3. Last warning

761 102 5
                                    


***

"Kau akan mendapat masalah jika tidak membawa gaunnya. Jangan terlambat, aku akan berada di panti asuhan lima belas menit lagi."

Grassiela nyaris melempar ponselnya setelah membaca pesan text tersebut. Sial! Dia sudah terlambat. Isabele benar-benar menyebalkan dan Grassiela tak punya pilihan selain menyambar tas kertas berisikan gaun yang belum lama ini ia miliki sebelum terburu-buru menuju mobilnya di pelataran.

Entah permasalahan macam apa yang akan Isabele ciptakan jika Grssiela tidak melakukan perintahnya. Sesungguhnya ia yakin bahwa ancaman itu hanyalah omong kosong belaka dan Grassiela sama sekali tidak peduli. Tapi pagi ini suasana hati wanita itu sedang tidak baik. Ada resah yang sejak semalam bergumul dalam hatinya. Grassiela tak tahu mengapa, tapi ia merasa bahwa pagi ini dirinya memang harus segera menemui sahabatnya.

Lari-lari kecil itu mendadak terhenti tepat di depan pintu utama. Grassiela mendengus kesal saat mendapati seorang pria pelontos bertubuh besar berdiri di hadapannya.

"Apa lagi? Jangan halangi jalanku!" bentak wanita muda itu.

"Saya harus mengingatkan, bahwa sekarang adalah hari terakhir anda berada di kota ini."

Grassiela berdecak. Ia sudah mengetahuinnya. Berkali-kali pengawal pribadinnya itu mengingatkan tetapi ia sama sekali tak peduli. Lantas dengan menghela napas panjang, ia menahan segala emosinya. "Bagaimana jika aku tetap tak ingin pergi?"

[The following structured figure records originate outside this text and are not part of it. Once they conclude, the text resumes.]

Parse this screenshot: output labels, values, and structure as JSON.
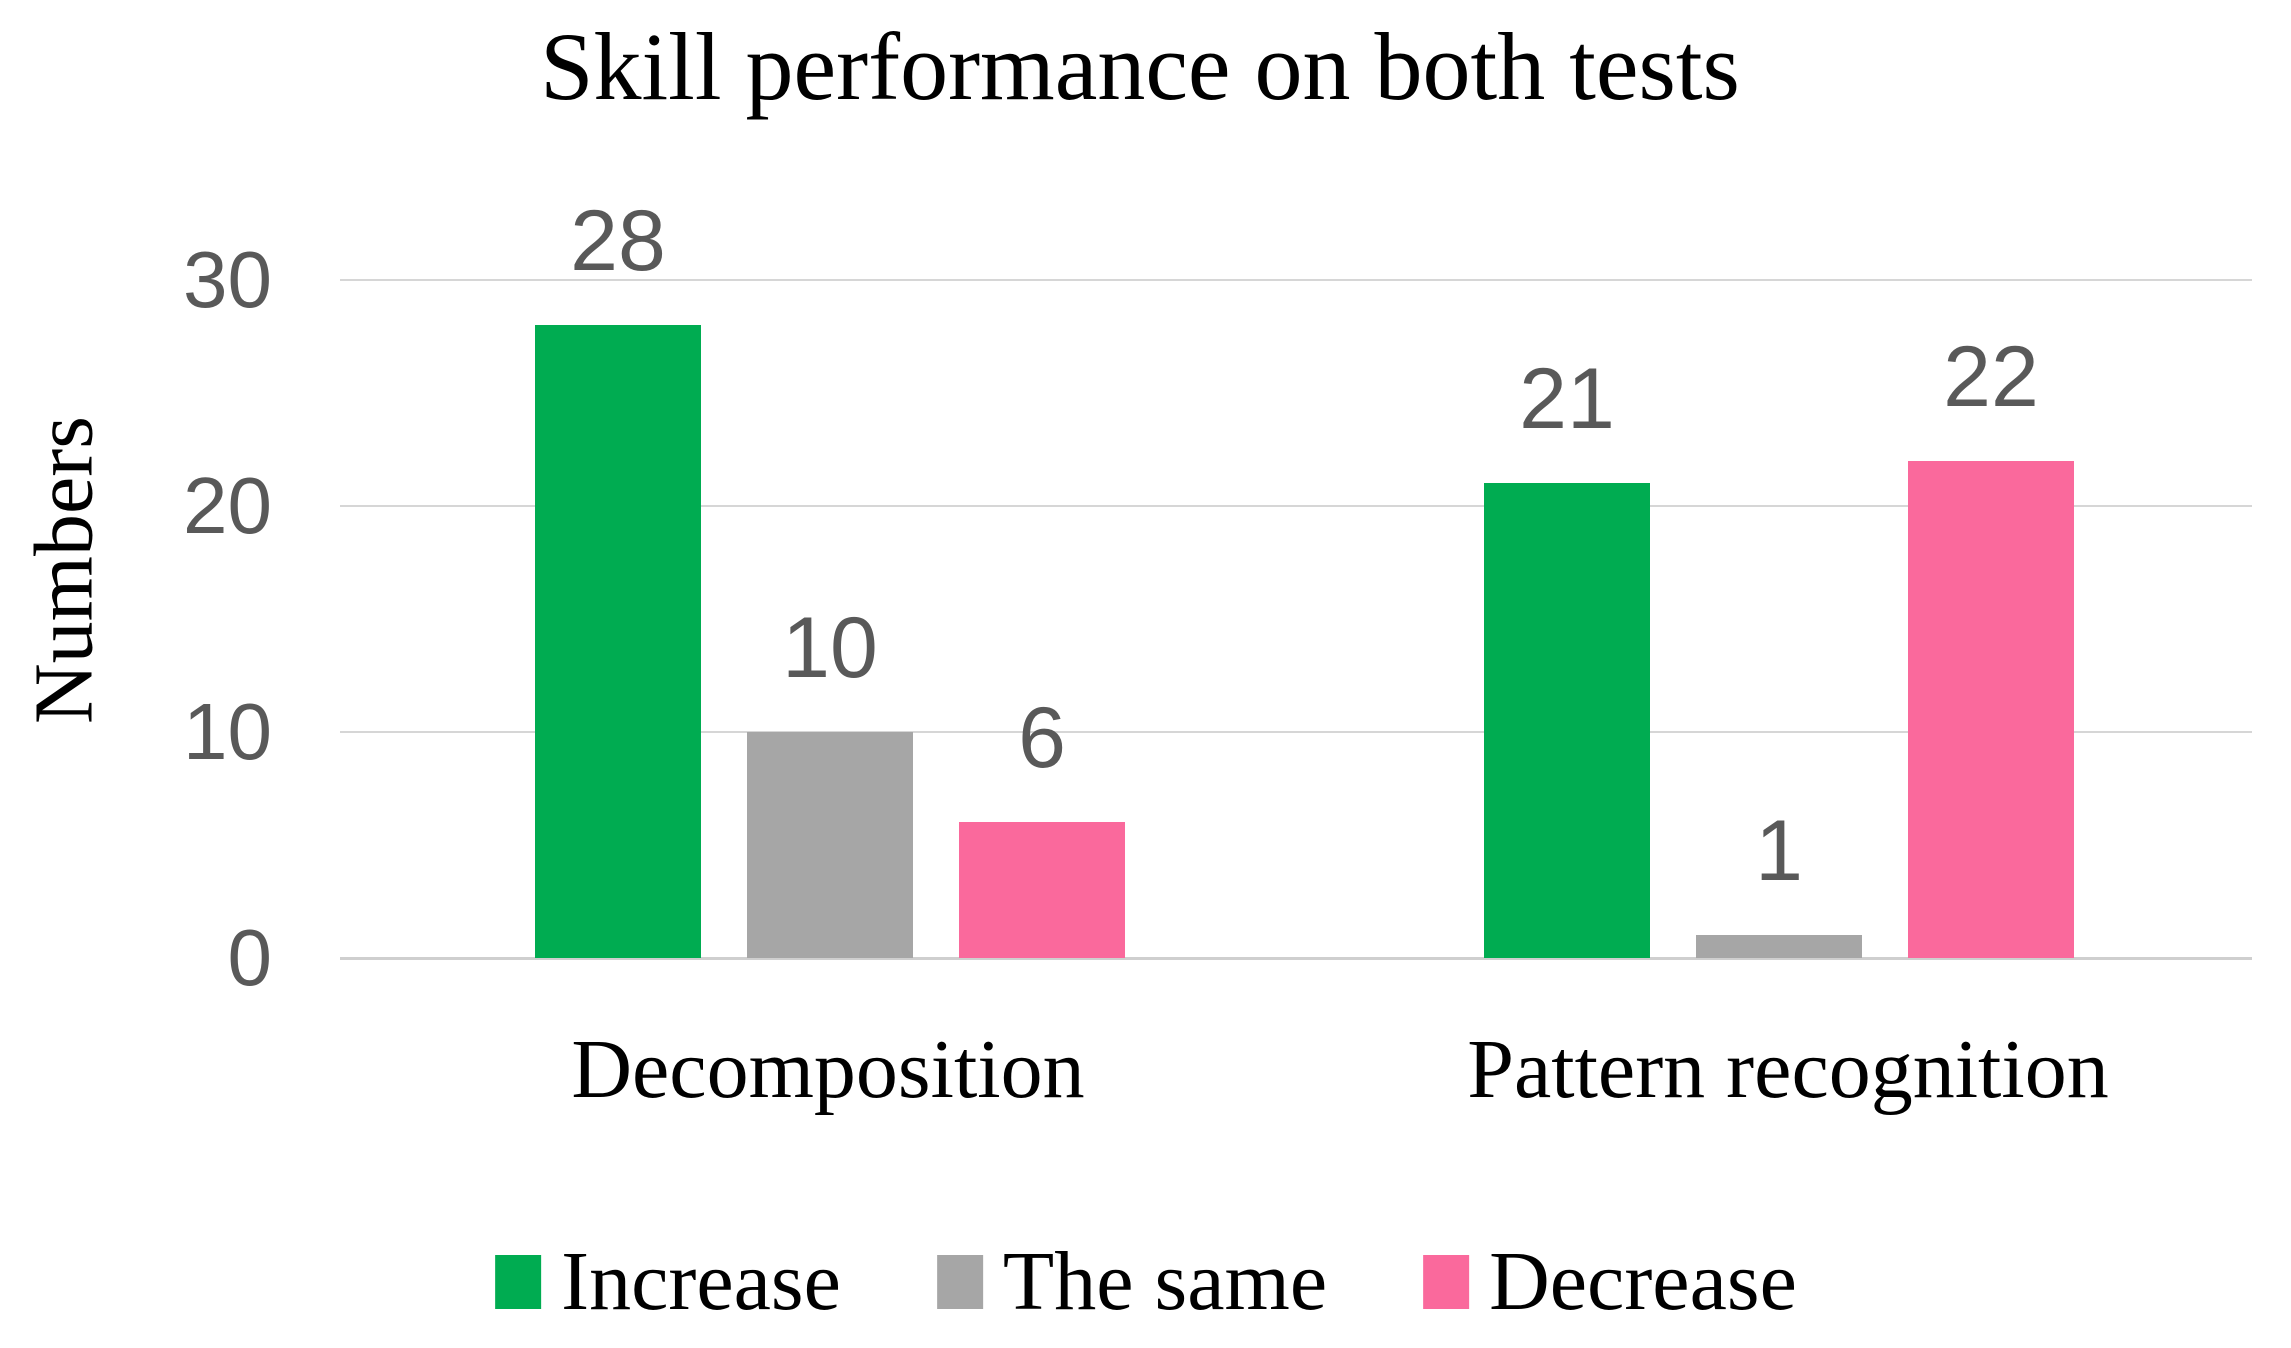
{
  "chart_data": {
    "type": "bar",
    "title": "Skill performance on both tests",
    "xlabel": "",
    "ylabel": "Numbers",
    "categories": [
      "Decomposition",
      "Pattern recognition"
    ],
    "series": [
      {
        "name": "Increase",
        "color": "#00AC51",
        "values": [
          28,
          21
        ]
      },
      {
        "name": "The same",
        "color": "#A6A6A6",
        "values": [
          10,
          1
        ]
      },
      {
        "name": "Decrease",
        "color": "#FA699C",
        "values": [
          6,
          22
        ]
      }
    ],
    "yticks": [
      0,
      10,
      20,
      30
    ],
    "ylim": [
      0,
      30
    ],
    "grid": true,
    "value_labels": true,
    "legend_position": "bottom"
  },
  "colors": {
    "number_text": "#595959",
    "label_text": "#000000",
    "gridline": "#D6D6D6",
    "axis_line": "#CFCFCF",
    "background": "#FFFFFF"
  }
}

"Maka Tuan besar akan memberi anda peringatan terakhir," jawab sang pengawal pasti.

"Sungguh? Kalau begitu mari kita lihat, peringatan terakhir apa yang akan ayahku kirimkan sebagai kejutan." Grassiela menabrak sisi tubuh pria itu kemudian masuk ke dalam mobilnya dan pergi melaju.

---

Pria baya berusia lebih dari setengah abad itu kini tengah menatap sebuah foto berukuran besar yang menggantung di atas perapian.  Pasangan suami istri yang baru saja menikah tampak bahagia pada gambar hitam putih di hadapannya. Seakan masih bisa merasakan kebahagiaannya dahulu, Fyodor Draxler tersenyum. Meski rasa rindu selalu merasuk setiap kali ia memandang foto mendiang istrinya, tapi pria itu telah lama merelakannya.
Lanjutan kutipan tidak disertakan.